Abstract: Glioblastoma is the most aggressive type of brain cancer with the median survival time of one year. A particular microRNA, miR-451, and its counterpart, AMPK complex are known to play a key role in controlling a balance between rapid proliferation and aggressive invasion in response to metabolic stress in the microenvironment. The present paper develops a hybrid model of glioblastoma that identifies a key mechanism behind the molecular switches between proliferative phase and migratory phase in response to metabolic stress and biophysical interaction between cells. We focus on the core miR-451-AMPK control system and show how up- or down-regulation of components in these pathways affects cell proliferation and migration. The model predicts the larger window of bistable systems when there exists a time delay in the inhibitory pathway from CAB39/LKB1/STRAD/AMPK to miR-451. Delayed down-regulation of miR-451 along this pathway would let glioma cells stay longer in the proliferative stage despite relatively low glucose levels, making it a possible therapeutic target. Analysis of the model predicts the existence of a limit cycle with two time delays.

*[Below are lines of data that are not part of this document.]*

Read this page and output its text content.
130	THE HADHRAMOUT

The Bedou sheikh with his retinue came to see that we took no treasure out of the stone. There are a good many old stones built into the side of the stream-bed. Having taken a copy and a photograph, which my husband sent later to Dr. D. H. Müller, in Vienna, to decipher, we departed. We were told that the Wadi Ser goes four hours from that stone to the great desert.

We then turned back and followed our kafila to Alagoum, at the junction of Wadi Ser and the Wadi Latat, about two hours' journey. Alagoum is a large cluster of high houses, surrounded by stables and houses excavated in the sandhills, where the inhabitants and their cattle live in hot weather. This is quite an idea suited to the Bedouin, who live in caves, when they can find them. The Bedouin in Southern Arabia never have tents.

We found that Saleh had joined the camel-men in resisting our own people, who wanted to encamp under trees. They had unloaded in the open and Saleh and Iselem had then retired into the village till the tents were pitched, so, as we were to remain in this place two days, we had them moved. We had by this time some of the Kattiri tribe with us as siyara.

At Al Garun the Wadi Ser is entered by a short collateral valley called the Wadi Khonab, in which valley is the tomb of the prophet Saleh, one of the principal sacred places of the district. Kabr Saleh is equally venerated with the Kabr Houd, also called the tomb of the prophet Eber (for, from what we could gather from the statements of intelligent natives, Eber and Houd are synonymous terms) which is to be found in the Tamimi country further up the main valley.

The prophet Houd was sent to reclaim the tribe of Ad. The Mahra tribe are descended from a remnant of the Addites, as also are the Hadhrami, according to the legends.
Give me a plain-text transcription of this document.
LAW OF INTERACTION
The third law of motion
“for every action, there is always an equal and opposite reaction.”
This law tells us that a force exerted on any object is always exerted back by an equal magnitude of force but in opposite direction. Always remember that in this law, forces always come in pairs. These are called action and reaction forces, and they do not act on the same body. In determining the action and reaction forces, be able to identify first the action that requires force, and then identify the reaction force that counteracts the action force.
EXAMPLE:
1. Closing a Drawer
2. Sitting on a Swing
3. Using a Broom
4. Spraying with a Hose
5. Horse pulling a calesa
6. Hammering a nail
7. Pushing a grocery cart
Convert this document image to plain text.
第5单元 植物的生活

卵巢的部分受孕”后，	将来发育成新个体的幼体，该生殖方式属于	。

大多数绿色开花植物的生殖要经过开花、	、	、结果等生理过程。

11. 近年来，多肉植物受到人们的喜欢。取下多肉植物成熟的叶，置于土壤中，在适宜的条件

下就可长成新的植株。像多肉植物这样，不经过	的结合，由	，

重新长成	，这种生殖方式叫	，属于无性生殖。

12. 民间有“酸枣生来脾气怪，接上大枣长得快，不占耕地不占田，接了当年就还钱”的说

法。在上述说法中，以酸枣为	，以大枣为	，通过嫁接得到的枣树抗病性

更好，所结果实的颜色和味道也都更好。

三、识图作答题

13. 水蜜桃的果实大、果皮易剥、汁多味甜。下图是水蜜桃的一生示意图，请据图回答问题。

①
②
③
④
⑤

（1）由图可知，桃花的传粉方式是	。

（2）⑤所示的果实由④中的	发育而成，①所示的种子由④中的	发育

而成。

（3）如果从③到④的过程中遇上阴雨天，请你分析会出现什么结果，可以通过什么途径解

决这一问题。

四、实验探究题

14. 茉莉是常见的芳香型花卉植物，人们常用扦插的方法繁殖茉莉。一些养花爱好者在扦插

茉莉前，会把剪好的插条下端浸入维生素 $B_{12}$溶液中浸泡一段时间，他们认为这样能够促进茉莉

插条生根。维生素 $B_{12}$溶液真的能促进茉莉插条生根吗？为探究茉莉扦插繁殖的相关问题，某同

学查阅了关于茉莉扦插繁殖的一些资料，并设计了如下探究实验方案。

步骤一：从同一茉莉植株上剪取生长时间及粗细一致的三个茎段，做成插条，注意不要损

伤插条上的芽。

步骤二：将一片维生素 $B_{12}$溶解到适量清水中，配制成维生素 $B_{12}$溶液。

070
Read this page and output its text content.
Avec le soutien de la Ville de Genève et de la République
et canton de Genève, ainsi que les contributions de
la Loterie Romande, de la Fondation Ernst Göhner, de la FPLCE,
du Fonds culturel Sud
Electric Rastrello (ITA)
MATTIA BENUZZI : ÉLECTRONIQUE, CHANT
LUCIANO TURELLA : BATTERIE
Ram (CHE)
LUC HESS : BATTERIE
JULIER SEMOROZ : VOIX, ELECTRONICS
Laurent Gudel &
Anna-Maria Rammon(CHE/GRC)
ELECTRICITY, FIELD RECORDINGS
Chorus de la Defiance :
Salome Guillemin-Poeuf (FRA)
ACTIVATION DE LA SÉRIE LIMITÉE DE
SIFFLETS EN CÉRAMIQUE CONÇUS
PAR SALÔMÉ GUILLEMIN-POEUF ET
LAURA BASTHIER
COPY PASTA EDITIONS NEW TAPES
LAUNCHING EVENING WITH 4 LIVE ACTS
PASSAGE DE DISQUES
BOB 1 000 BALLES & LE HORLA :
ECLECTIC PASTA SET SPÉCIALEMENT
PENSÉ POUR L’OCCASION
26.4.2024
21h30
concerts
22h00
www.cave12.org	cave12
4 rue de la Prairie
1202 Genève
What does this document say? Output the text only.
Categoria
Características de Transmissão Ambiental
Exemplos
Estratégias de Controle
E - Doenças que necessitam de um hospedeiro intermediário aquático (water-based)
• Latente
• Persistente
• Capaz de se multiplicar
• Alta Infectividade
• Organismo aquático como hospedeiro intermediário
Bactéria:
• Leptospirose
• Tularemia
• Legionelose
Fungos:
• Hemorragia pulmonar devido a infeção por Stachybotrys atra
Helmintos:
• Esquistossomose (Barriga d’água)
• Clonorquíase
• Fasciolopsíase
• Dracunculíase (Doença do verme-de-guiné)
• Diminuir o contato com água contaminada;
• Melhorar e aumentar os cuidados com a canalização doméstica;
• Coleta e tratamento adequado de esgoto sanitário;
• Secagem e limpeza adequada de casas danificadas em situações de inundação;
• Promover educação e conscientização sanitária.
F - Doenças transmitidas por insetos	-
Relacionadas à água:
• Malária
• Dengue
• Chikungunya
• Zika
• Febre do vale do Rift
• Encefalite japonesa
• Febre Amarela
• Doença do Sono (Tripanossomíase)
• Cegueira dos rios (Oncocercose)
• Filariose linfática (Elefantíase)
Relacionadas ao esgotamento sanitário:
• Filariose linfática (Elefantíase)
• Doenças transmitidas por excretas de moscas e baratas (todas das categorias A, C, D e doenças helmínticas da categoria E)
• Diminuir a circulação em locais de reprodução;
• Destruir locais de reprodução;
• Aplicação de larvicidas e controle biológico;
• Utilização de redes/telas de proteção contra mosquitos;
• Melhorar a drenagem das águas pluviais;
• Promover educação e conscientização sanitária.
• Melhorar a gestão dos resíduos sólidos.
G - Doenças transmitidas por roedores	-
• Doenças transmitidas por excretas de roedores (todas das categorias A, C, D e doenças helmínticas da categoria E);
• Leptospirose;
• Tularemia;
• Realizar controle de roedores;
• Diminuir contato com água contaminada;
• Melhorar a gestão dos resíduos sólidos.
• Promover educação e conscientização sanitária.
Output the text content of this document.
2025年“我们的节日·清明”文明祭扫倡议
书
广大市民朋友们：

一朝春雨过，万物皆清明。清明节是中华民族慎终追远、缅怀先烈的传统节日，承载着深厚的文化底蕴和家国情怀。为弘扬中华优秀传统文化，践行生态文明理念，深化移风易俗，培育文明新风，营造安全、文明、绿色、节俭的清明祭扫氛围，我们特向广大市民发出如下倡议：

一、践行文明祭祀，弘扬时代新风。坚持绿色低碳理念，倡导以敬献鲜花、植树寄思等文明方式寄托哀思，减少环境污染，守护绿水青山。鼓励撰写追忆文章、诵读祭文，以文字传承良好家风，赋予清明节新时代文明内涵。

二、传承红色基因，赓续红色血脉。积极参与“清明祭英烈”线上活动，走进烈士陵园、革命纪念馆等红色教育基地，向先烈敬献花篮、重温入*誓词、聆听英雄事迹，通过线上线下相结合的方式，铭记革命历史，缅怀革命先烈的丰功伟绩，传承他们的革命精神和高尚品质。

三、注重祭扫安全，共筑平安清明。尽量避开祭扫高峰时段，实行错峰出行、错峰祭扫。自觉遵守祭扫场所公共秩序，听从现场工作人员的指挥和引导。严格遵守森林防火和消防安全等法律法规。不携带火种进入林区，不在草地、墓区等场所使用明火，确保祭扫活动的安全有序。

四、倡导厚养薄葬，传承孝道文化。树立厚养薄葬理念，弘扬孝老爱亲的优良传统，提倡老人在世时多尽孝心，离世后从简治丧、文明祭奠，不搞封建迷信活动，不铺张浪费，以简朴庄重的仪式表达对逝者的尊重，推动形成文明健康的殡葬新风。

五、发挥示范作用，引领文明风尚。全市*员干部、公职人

We then study a hybrid model for the biomechanical interaction between invasive and proliferative cells, in which all cells are modeled individually, and show how biophysical properties of cells and core miR-451-AMPK control system affect the growth/invasion patterns of glioma spheroids in response to various glucose levels in the microenvironment. The model predicts that cell migration not only depends on glucose availability but also on mechanical constraints between cells. The model suggests that adhesion strength between cells plays an important role in cell shedding from the main core and the disruption of cell-cell adhesion is a pre-requisite for glioma cell invasion. The model also suggests that injection of glucose after surgery will increase visibility of individual migratory cells and the second surgery may eradicate the remaining cancer cells, preventing regrowth of the invisible migratory glioma cells.

Keywords:  Glioblastoma, cancer progression, hybrid model.
Mathematics Subject Classification:  Primary: 92C45, 92C50; Secondary: 92B05.

Received: February 2012;      Revised: April 2012;      Available Online: February 2013.